Yeah. This phenomenon happens enough for them to have a sign about it. Now, if that weren’t enough, on the way back into the elevator, I tripped and nearly brained myself. Why? BECAUSE THE FREAKING THING HAD SHIFTED UP ABOUT FOUR INCHES DURING THE THIRTY SECONDS THAT I WAS IN THE APARTMENT.

At that moment I knew with great certainty that every time I step into that elevator I will not be able to stop myself from thinking about yelling “Pull me back in, pull me back in!”, right before I get decapitated.

Anyhoo, beach day. My mother’s friend takes me up this skinny mountain road that winds through this lush tropical forest, occasionally opening up onto this ridiculous vista overlooking the ocean, and essentially leaves me struck dumb for twenty minutes. And then suddenly we’re at the beach. With several hundred other people. It was an incredibly surreal experience. 



We walked along the beach for a bit, and at one point I spotted a $1.00 TT bill floating in the water. I snatched it up and proclaimed it to be my lucky ‘sand dollar’. Yuk yuk.



Then, before I started to worry about having to re-apply the sunscreen to my tattoo, my mother’s friend decided it was time for me to be introduced to a native staple called Bake ‘n Shark (which I initially thought, when I first heard it pronounced, would somehow involve bacon). There were probably a dozen or so shacks selling the stuff, but only one had a line: the world-renowned Richard’s Bake ‘n Shark, which has been featured on The Food Network. We queued for maybe twenty minutes, and when we finally got up to Richard himself, my mother’s friend chatted him up, and he generously gave us double portions of the fried shark, tucked into a hot and fluffy roll. I slapped on some condiments, sat down, and dubiously took my first bite. 

Now bear in mind that I am a staunch anti-fish person when I say this:

It

Was

Awesome.

And that is that. Leave me alone.

So I got home feeling like I’d finally gotten a taste (literally and figuratively) of what this island has to offer. And then the night got even better. I hung out on the back porch, feeling the breeze, and listening to the anachronistic sounds of Cyndi Lauper, Joan Jett, Sinead O’Connor and Heart wafting from the downtown area.

Then I decided to practice my drum, and my drum instructor’s wife came out and chastised me for playing with it covered. (She keeps trying to convince me I don’t have to be afraid, but I’m still embarrassed.) Then she offered to play with me, and I got so excited that I forgot all about my embarrassment and whipped the cover off.

Then she took me to meet my drum instructor’s mother, the former director of the National Heritage Library, and current poet laureate of Port of Spain (the capitol).
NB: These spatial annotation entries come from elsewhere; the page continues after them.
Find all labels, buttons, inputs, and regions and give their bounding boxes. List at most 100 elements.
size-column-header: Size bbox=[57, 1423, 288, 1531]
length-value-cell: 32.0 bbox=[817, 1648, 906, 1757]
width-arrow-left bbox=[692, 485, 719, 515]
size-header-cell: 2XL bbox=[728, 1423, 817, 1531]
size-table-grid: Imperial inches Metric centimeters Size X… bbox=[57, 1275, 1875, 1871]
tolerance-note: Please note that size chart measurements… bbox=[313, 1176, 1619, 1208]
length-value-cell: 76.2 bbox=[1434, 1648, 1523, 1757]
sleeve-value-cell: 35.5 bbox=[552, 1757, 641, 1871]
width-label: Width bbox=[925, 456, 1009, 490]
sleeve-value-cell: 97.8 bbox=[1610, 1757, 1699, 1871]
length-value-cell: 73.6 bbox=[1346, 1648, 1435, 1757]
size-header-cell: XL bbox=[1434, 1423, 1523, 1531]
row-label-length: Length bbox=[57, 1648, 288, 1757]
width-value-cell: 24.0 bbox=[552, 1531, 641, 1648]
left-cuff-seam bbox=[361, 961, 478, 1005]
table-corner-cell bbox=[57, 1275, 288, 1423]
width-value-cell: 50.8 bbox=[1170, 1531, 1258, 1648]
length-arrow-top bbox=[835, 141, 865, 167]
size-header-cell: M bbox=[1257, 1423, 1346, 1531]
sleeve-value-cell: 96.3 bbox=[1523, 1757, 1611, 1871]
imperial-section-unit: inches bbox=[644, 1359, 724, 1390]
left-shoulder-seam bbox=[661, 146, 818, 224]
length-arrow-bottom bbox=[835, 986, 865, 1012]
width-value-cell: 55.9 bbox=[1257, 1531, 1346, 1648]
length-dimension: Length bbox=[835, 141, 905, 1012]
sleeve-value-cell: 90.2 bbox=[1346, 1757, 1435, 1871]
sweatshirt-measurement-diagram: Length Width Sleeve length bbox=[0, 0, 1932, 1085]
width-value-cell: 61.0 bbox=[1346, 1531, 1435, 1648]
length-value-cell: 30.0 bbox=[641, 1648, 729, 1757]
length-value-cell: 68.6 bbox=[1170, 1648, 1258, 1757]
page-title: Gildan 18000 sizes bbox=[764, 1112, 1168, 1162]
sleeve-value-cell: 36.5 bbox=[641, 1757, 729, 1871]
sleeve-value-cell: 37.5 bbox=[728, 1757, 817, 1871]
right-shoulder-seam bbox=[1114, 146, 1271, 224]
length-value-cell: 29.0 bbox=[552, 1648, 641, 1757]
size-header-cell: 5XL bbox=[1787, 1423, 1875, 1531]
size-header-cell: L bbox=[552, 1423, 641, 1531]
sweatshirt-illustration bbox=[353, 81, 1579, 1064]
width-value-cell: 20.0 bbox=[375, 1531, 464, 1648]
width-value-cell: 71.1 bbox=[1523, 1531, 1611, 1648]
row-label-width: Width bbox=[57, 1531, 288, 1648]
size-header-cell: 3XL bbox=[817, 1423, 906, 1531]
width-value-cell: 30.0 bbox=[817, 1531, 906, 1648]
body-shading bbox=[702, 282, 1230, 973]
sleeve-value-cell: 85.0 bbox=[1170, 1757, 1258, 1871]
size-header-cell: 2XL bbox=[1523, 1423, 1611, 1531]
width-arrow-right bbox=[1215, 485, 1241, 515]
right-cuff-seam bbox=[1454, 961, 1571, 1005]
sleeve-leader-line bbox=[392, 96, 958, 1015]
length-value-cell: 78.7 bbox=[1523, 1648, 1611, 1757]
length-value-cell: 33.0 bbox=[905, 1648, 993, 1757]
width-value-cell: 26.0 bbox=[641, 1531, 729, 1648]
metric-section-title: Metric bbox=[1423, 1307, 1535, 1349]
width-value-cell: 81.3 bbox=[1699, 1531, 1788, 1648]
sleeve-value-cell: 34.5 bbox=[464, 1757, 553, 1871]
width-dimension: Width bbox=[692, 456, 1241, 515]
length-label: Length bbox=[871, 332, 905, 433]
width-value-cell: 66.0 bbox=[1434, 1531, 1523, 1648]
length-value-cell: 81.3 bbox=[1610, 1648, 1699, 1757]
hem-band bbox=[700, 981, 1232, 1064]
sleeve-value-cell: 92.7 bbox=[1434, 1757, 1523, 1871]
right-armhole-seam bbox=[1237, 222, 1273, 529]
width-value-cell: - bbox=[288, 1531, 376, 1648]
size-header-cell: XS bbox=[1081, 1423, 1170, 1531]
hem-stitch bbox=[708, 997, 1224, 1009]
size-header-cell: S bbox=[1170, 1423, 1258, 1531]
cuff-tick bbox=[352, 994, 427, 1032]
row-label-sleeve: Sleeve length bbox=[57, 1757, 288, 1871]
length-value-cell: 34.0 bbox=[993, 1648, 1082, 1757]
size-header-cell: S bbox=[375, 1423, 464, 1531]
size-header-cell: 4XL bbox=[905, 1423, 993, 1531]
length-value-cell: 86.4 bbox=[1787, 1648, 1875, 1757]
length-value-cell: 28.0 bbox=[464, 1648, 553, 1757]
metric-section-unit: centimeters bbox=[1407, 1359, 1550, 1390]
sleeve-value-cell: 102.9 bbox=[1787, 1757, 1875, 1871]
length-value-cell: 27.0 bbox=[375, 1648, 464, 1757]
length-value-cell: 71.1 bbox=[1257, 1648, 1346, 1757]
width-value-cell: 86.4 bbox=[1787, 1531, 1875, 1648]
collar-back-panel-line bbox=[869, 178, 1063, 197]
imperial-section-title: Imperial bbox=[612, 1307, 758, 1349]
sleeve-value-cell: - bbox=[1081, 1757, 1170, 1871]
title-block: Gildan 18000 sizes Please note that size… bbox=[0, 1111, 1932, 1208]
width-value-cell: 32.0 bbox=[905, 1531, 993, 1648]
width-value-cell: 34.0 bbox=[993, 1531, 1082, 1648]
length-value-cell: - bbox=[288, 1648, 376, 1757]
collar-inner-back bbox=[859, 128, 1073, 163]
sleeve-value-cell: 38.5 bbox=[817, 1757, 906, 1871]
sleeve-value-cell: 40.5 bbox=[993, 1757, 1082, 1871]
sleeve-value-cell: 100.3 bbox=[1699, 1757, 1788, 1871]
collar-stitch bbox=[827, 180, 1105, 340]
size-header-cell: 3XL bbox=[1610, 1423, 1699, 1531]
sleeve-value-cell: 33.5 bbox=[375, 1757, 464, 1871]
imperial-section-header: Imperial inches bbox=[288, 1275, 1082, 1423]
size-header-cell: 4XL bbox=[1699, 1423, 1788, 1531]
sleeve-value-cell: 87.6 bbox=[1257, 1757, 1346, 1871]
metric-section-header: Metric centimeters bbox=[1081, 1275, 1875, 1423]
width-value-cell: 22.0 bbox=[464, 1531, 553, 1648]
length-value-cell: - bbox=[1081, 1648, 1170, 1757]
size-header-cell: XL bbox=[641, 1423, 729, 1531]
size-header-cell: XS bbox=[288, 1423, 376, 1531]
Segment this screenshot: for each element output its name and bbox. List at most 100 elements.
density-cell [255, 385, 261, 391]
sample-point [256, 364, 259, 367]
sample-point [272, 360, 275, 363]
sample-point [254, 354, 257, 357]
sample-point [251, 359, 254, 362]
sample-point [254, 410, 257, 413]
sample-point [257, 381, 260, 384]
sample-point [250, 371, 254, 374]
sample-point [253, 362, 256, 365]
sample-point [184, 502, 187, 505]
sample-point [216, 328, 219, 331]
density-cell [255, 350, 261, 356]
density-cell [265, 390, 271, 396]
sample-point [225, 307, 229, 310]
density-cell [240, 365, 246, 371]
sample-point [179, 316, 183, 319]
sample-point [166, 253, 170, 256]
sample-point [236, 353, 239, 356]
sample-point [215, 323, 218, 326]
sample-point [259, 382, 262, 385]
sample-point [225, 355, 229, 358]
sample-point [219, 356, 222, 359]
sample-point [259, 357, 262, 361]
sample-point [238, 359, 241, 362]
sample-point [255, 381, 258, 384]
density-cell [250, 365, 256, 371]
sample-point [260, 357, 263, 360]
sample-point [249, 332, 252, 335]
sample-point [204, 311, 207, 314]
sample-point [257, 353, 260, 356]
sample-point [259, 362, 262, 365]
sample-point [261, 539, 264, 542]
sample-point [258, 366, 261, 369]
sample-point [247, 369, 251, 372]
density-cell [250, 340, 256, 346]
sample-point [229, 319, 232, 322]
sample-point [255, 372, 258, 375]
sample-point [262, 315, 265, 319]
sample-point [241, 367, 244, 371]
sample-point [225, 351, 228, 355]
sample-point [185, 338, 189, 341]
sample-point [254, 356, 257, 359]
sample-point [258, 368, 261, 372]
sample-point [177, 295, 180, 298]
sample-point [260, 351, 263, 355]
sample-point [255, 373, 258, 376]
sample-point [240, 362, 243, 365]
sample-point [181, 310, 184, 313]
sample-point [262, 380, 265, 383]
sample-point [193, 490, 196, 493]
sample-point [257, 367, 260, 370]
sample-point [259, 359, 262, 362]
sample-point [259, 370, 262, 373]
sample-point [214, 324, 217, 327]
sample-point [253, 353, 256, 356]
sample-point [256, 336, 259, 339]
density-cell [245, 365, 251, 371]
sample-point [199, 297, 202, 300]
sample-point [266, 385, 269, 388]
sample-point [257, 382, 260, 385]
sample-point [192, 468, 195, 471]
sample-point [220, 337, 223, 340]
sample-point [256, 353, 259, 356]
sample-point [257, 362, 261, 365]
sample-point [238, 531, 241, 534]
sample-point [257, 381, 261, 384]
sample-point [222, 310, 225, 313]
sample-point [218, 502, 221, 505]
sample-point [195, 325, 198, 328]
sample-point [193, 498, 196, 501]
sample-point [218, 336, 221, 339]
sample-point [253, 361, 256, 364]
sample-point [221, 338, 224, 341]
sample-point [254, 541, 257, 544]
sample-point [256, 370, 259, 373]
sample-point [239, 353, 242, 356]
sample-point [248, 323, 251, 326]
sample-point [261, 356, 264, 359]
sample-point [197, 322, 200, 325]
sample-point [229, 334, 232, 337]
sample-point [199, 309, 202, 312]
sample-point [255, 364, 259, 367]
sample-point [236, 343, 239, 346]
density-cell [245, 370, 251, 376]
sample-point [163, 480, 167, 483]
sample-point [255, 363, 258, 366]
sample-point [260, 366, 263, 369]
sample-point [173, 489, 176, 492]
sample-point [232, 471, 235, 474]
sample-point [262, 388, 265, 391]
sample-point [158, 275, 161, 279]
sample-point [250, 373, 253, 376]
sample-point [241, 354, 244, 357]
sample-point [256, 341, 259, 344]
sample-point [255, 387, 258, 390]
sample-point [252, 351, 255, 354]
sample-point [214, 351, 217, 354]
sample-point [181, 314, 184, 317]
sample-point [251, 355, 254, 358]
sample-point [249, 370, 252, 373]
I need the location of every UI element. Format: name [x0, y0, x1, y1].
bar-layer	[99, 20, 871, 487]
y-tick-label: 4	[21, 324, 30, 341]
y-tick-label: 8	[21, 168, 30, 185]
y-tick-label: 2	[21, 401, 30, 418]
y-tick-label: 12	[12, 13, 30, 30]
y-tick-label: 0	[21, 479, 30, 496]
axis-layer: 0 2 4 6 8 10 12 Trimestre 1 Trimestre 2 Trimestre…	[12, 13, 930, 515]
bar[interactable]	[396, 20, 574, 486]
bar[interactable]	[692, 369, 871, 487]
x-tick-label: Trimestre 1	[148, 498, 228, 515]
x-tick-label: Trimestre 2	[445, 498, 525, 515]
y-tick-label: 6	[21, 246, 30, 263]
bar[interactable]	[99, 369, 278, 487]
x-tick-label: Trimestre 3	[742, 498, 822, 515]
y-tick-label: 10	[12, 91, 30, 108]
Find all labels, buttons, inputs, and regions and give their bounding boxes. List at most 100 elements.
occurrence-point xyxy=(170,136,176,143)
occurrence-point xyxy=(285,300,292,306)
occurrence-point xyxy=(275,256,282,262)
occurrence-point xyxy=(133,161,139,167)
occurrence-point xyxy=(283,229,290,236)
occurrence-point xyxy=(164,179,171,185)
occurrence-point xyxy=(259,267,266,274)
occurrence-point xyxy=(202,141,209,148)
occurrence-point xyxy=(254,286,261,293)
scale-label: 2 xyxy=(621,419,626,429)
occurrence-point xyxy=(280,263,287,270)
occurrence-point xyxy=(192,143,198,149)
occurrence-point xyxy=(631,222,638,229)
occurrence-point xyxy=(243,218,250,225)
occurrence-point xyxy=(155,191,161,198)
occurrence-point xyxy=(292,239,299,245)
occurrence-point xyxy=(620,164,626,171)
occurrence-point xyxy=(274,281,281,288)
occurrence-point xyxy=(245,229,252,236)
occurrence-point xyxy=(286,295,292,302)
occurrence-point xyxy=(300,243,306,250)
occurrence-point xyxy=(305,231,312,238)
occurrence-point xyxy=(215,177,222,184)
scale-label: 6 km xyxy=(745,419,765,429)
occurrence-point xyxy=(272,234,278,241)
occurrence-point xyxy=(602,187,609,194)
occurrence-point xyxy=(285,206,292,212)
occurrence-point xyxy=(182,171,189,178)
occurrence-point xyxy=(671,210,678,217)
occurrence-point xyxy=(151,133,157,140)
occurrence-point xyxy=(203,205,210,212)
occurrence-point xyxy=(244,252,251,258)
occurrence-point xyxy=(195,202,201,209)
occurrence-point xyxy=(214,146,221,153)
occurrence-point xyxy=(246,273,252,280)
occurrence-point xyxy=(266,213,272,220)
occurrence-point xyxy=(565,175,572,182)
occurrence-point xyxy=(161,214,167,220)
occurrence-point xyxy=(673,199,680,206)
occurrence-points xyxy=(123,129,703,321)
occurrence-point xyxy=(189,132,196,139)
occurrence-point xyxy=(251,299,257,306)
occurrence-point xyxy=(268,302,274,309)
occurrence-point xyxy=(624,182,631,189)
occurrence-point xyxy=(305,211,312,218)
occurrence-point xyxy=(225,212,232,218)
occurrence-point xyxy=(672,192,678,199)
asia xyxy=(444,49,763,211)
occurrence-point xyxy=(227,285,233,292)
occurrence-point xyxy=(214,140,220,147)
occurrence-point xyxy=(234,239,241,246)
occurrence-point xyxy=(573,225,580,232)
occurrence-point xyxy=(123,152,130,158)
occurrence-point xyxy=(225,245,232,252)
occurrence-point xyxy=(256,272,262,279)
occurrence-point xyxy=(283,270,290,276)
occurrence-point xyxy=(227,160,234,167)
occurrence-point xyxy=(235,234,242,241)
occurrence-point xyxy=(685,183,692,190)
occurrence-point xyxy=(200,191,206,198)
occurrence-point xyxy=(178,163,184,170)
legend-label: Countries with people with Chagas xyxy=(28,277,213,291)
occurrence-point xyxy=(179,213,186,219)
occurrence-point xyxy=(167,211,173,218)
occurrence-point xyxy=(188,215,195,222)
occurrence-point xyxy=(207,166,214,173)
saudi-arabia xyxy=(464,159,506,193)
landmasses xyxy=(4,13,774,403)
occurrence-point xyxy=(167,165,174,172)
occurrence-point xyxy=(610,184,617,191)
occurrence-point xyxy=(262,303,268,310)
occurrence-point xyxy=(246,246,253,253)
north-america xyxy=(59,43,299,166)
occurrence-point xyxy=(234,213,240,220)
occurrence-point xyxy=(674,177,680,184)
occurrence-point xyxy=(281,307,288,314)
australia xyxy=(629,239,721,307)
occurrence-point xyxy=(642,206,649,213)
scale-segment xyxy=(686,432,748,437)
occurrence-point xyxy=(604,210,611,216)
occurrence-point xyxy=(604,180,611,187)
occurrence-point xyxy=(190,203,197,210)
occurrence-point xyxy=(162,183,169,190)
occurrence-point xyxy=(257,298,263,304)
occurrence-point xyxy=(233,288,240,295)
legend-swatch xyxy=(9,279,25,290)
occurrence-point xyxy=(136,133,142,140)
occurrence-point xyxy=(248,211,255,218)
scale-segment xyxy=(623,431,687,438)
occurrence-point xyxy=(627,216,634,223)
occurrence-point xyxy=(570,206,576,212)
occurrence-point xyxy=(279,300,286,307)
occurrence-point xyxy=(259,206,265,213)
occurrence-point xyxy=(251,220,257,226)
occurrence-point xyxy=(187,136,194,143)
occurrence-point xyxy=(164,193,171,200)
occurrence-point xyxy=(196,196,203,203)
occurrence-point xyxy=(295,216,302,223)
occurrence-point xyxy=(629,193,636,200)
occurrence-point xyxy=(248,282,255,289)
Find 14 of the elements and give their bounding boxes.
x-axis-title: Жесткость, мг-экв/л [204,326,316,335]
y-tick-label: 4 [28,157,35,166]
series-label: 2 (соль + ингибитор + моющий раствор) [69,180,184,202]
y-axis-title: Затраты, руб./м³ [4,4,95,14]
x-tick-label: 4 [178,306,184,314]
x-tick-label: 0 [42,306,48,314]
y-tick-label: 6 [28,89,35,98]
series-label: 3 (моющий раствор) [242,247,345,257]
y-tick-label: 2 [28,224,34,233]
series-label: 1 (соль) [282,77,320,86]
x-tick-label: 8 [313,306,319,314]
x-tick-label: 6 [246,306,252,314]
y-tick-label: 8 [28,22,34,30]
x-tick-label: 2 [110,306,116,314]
She’s an amazing artist/activist, and I hope I get the chance to hang out with her often. She’s definitely the kind of inspirational person that I want to surround myself with.

Before we left she introduced me to two more traditional Trinidadian tastes: a drink called Mauby, made from bark, with anise added to it. It’s apparently very cooling and good for cleaning the blood, so I definitely need to get me some of that. 



And the other was something they call fig, which is actually green bananas. She’d made it into a kind of pie that was similar in taste and texture to chicken parmesan, and outrageously delicious. I could’ve made a full meal of it.

A lot of gifts this weekend.

Today’s Trinidadian Impression: It’s going to take some time to get used to the driving here. In addition to driving on the other side of the road, none of the roads have double yellow lines. Just single white ones. And that constantly makes me think every road is a one-way road, with two lanes.

Thank god I decided not to ship my motorcycle down with me. I’d be dead already.